C'est incontestablement un drôle d'Oizo, que ce Mr Oizo, un Oizo rare et francophone -même si sa zique est presque exclusivement instrumentale- qui réussit le tour de force de bouleverser l'ordre établi des hits britanniques d'un invincible "Cocorico " supersonique. Mister Oizo, alias Quentin Dupieux a tout juste vingt-cinq ans. Et il est aujourd'hui plus fort que le Concorde !

Volatile anonyme voici encore trois mois, Quentin est aujourd'hui Numéro Un en Angleterre et un peu partout au monde avec son tube technoïde "Flat Beat", bande originale de l'incontournable pub Levi's pour sa nouvelle gamme "Sta Prest".

La force de Mister Oizo c'est cette maîtrise totale de l'image et du son, et aussi ceux dont il sait si bien s'entourer, comme cette irrésistible marionnette baptisée "Flat Eric", la véritable star de sa pub.
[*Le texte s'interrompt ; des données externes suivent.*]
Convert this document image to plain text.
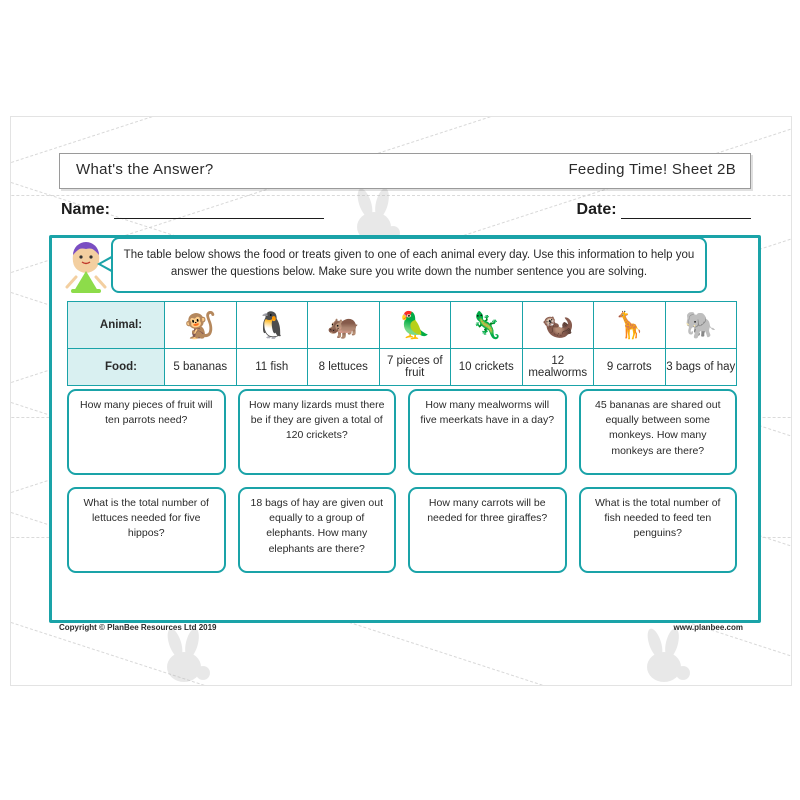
What's the Answer?	Feeding Time! Sheet 2B
Name:	Date:
The table below shows the food or treats given to one of each animal every day. Use this information to help you answer the questions below. Make sure you write down the number sentence you are solving.
Animal:	🐒	🐧	🦛	🦜	🦎	🦦	🦒	🐘
Food:	5 bananas	11 fish	8 lettuces	7 pieces of fruit	10 crickets	12 mealworms	9 carrots	3 bags of hay
How many pieces of fruit will ten parrots need?
How many lizards must there be if they are given a total of 120 crickets?
How many mealworms will five meerkats have in a day?
45 bananas are shared out equally between some monkeys. How many monkeys are there?
What is the total number of lettuces needed for five hippos?
18 bags of hay are given out equally to a group of elephants. How many elephants are there?
How many carrots will be needed for three giraffes?
What is the total number of fish needed to feed ten penguins?
Copyright © PlanBee Resources Ltd 2019	www.planbee.com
Croisement subtil et attachant entre un vieux gant de toilette jaune et un transfuge du Muppet Show de feu Jim Henson, Flat Eric fait craquer toute la Planète de son sourire éternel et de ses bras filiformes sur fond de techno minimaliste.

Avant ce coup de maître, Quentin n'avait réalisé qu'une poignée de clips pour son ami Laurent Garnier et enregistré deux maxis 45 tours sur son label F Communications.
Aujourd'hui, comme le Doc Jekill et le Mister Hyde de la chanson de Gainsbourg, il porte en guise de couronne de lauriers cette double casquette artistiquement schizophrène: tandis que Mister Oizo assure les programmations, les échantillons et la production du tissu musical, l'alter ego Quentin Dupieux y projette ses flashs, son imagination… et sa sympathique ménagerie.

Comme ses augustes prédécesseurs de cette "vague française" qui a tant le vent en poupe, les Daft Punk, Air et plus récemment Cassius ou Alex Gopher, Mister Oizo surfe sur un succès rendu possible par le pouvoir de l'instrumental mais aussi hélas l'abstraction de cette langue si riche et si belle et pourtant si furieusement handicapante lorsqu'il s'agit de décrocher un succès à l'échelle du village global.
À cette vision pessimiste de l'expression française, s'oppose heureusement le parallèle avec l'univers du jazz où nul n'ira jamais reprocher à un Jean Luc Ponty ou à un Michel Petrucciani de ne pas chanter en français... pour la simple raison que leur musique n'est pas vocale.

Et à cette heure résolument européenne du second millénaire où dans nos derniers bastions franco/français tels la cuisine ou la mode les designers britishs de Alexander Mac Queen à Stella Mac Cartney font la pluie et le beau temps de le haute couture, il est rassérénant de voir toutes ces jeunes grenouilles musicales agiter le bocal trop longtemps fermé depuis Gainsbarre et Plastic Bertrand de la scène internationale.

Alors si cette "french touch" touche et gagne comme Cyrano, il faut s'en réjouir.